Neil’s heart thrilled hearing these words. “What... what do you mean?” he asked.

“Un Fitt found you,” Ptolemy said. He turned away from his work and the screen faded to gray. “I asked him to locate those who had undiscovered brilliance and the power to dream of something other than their minds locked into this world. He found over six million candidates around the world. Of these, six thousand one hundred forty-two were workable, given the parameters of Un Fitt’s ability to manipulate events.”

“I was chosen out of so many?”

“You have the magic in you.”

“How can a machine read magic?”

“A machine,” Ptolemy corrected, “programmed by a god.”

“I don’t understand. Why would God or even a god be interested in a Third Eye project? He already sees more than I can even imagine.”

You were creating the Third Eye, Neil. Un Fitt was creating you.”

“Huh?”

“He was pushing you, tantalizing you, making you go beyond yourself because you — flesh and bone and spirit — are the only chains that keep you enslaved to this world and also your only chance to be free.”

“I don’t understand.”

“Let me give you an example.” The slender man turned sideways in his chair and folded his legs yogi style. “What is the biggest problem with the Third Eye?”

“Memory. In order to retain information accurately there has to be a storage device on a par with the human and metahuman senses provided by the Eye.

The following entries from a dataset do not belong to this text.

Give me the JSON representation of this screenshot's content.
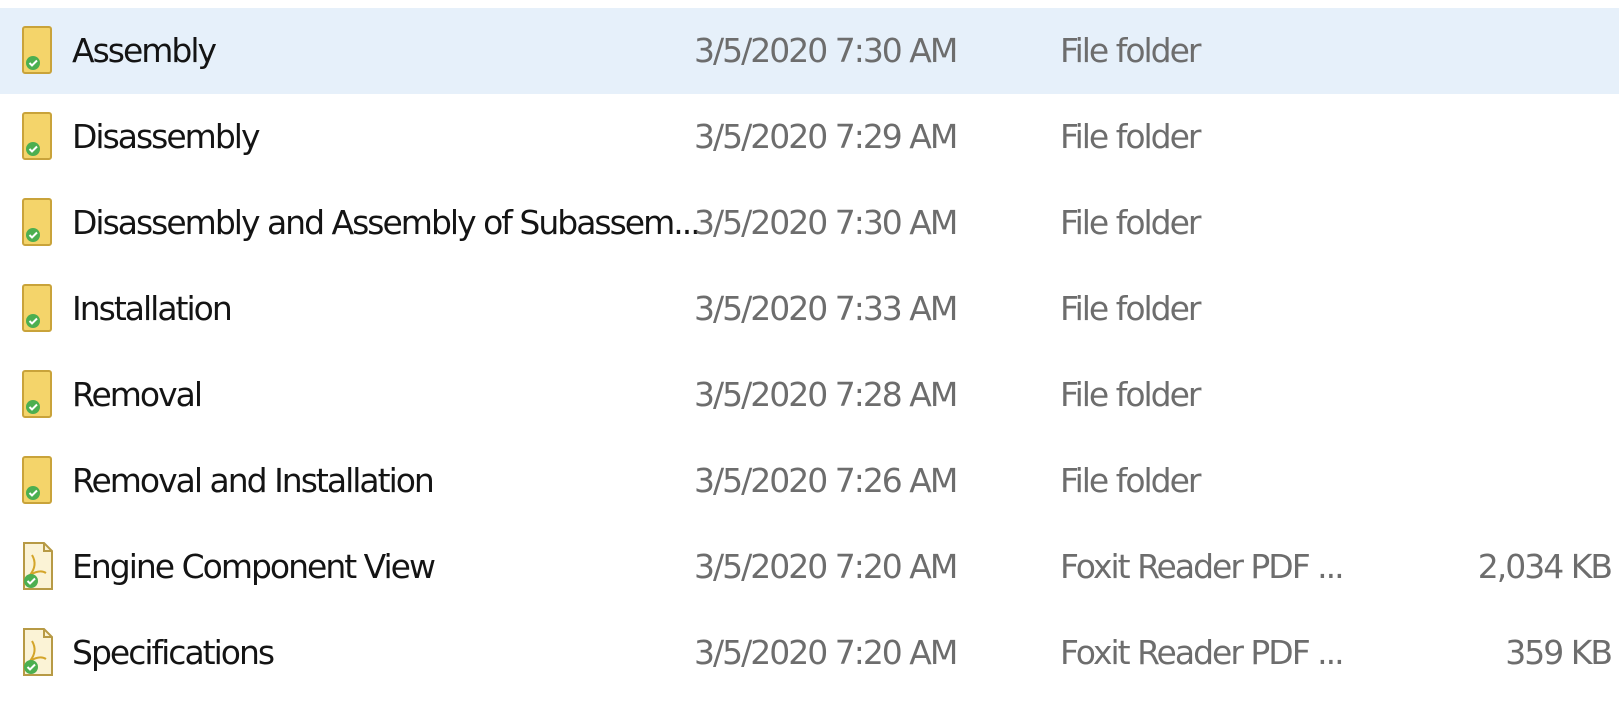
{
  "files": [
    {
      "name": "Assembly",
      "date": "3/5/2020 7:30 AM",
      "type": "File folder",
      "size": "",
      "icon": "folder-synced-icon",
      "selected": true
    },
    {
      "name": "Disassembly",
      "date": "3/5/2020 7:29 AM",
      "type": "File folder",
      "size": "",
      "icon": "folder-synced-icon",
      "selected": false
    },
    {
      "name": "Disassembly and Assembly of Subassem...",
      "date": "3/5/2020 7:30 AM",
      "type": "File folder",
      "size": "",
      "icon": "folder-synced-icon",
      "selected": false
    },
    {
      "name": "Installation",
      "date": "3/5/2020 7:33 AM",
      "type": "File folder",
      "size": "",
      "icon": "folder-synced-icon",
      "selected": false
    },
    {
      "name": "Removal",
      "date": "3/5/2020 7:28 AM",
      "type": "File folder",
      "size": "",
      "icon": "folder-synced-icon",
      "selected": false
    },
    {
      "name": "Removal and Installation",
      "date": "3/5/2020 7:26 AM",
      "type": "File folder",
      "size": "",
      "icon": "folder-synced-icon",
      "selected": false
    },
    {
      "name": "Engine Component View",
      "date": "3/5/2020 7:20 AM",
      "type": "Foxit Reader PDF ...",
      "size": "2,034 KB",
      "icon": "pdf-file-synced-icon",
      "selected": false
    },
    {
      "name": "Specifications",
      "date": "3/5/2020 7:20 AM",
      "type": "Foxit Reader PDF ...",
      "size": "359 KB",
      "icon": "pdf-file-synced-icon",
      "selected": false
    }
  ],
  "colors": {
    "selection": "#e6f0fa",
    "folder": "#f4d46a",
    "sync_check": "#4caf50",
    "secondary_text": "#6d6d6d"
  }
}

Actually, it would have to be Eyes in order to do everything Un Fitt asked for.”

“Good,” Ptolemy said. He was smiling. “Now I want you to answer my next questions quickly with no concern of proving what you say.”

“Okay.”

“What is the answer to the problem?”

“At first I thought that it would be some kind of transmitting device, or maybe an onboard computer that would be surgically implanted. But those devices are too slow and also they speak in a different language from the brain.”

“And so?”

“So, well, so... The only device appropriate to the task, the only device that has enough memory and the right kind of language, is the human brain itself. I mean, fully twenty-five percent of the brain is almost completely inactive. That’s more than enough to store days of sensory data.”

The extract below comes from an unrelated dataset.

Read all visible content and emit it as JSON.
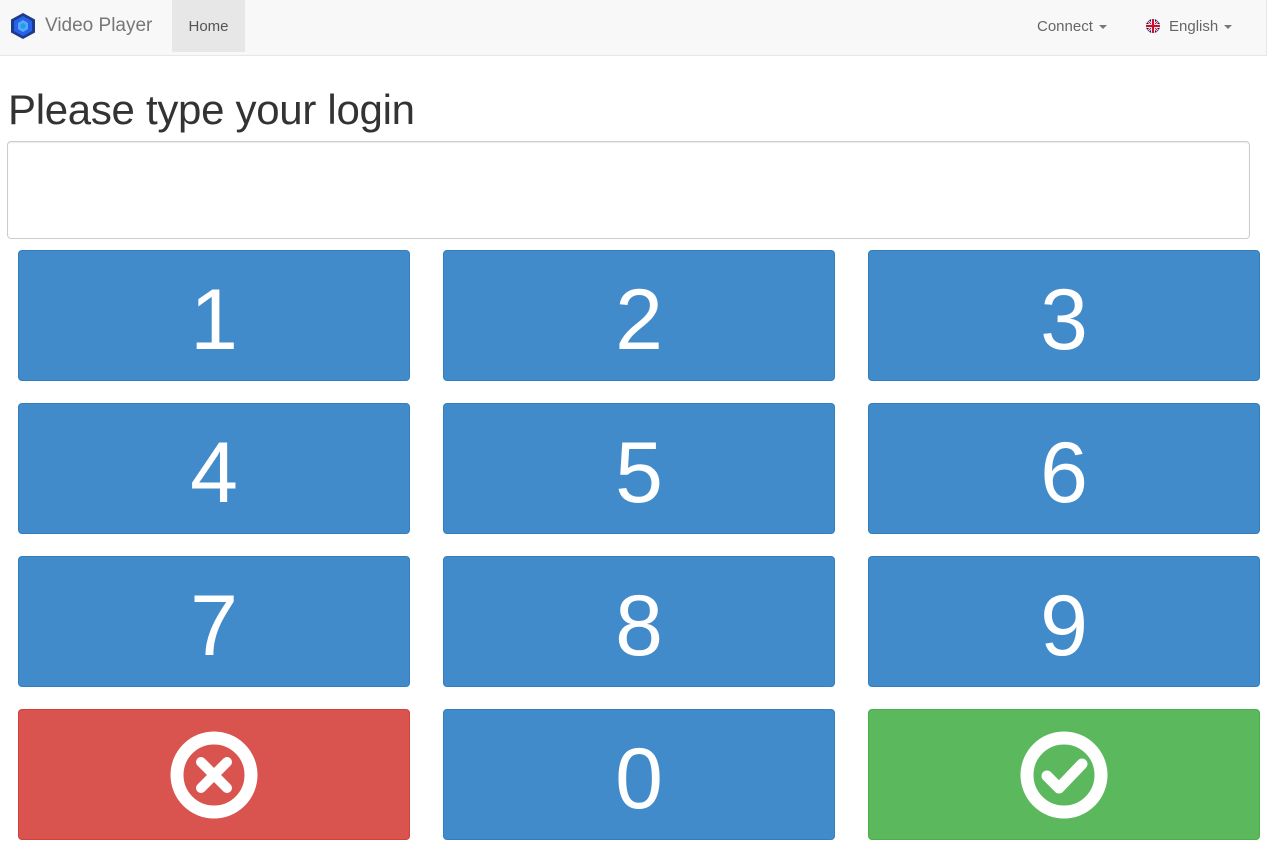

“And?” coaxed the self-proclaimed midwife of God.

“Then the Eye would become a new organ and the capacity and nature of the brain would expand.”

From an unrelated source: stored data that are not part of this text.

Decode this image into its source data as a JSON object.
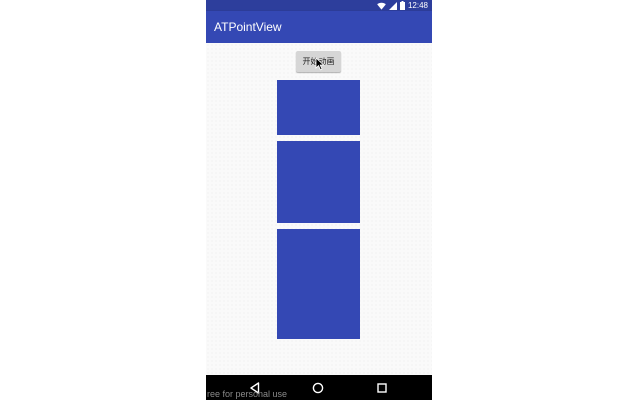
{
  "status_bar": {
    "time": "12:48",
    "icons": [
      "wifi-icon",
      "signal-icon",
      "battery-icon"
    ],
    "color": "#2d3e9c"
  },
  "app_bar": {
    "title": "ATPointView",
    "color": "#3448b4"
  },
  "content": {
    "start_button_label": "开始动画",
    "block_color": "#3448b4",
    "cursor": "mouse-pointer-icon"
  },
  "nav_bar": {
    "buttons": [
      "back-icon",
      "home-icon",
      "recent-apps-icon"
    ]
  },
  "watermark": "ree for personal use"
}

“Not expand, but change. The one thing that nobody wants, the one thing that will pull us out of the darkness of technology. Your answer is more important than the Third Eye itself. Now, one more question.”

“Uh-huh.”

“What would you do if you had to give all of this up?”

“Everything?”

“The seat on this jet, all that you’ve learned, and your name on the hit list of the Cincinnati PD.”

“I’d kill myself,” Neil said. “And I’d take whoever made me give it up with me.”

“And so, let there be life,” Ptolemy said. He went to the back row of seats and turned up a table. At a touch the screen was ablaze with color.

Neil was staring out of the small window into the darkness. The swift was flying high and there were no clouds. Every now and then Neil would see a swath of white far below. He wondered if he had any control over his destination, or his destiny.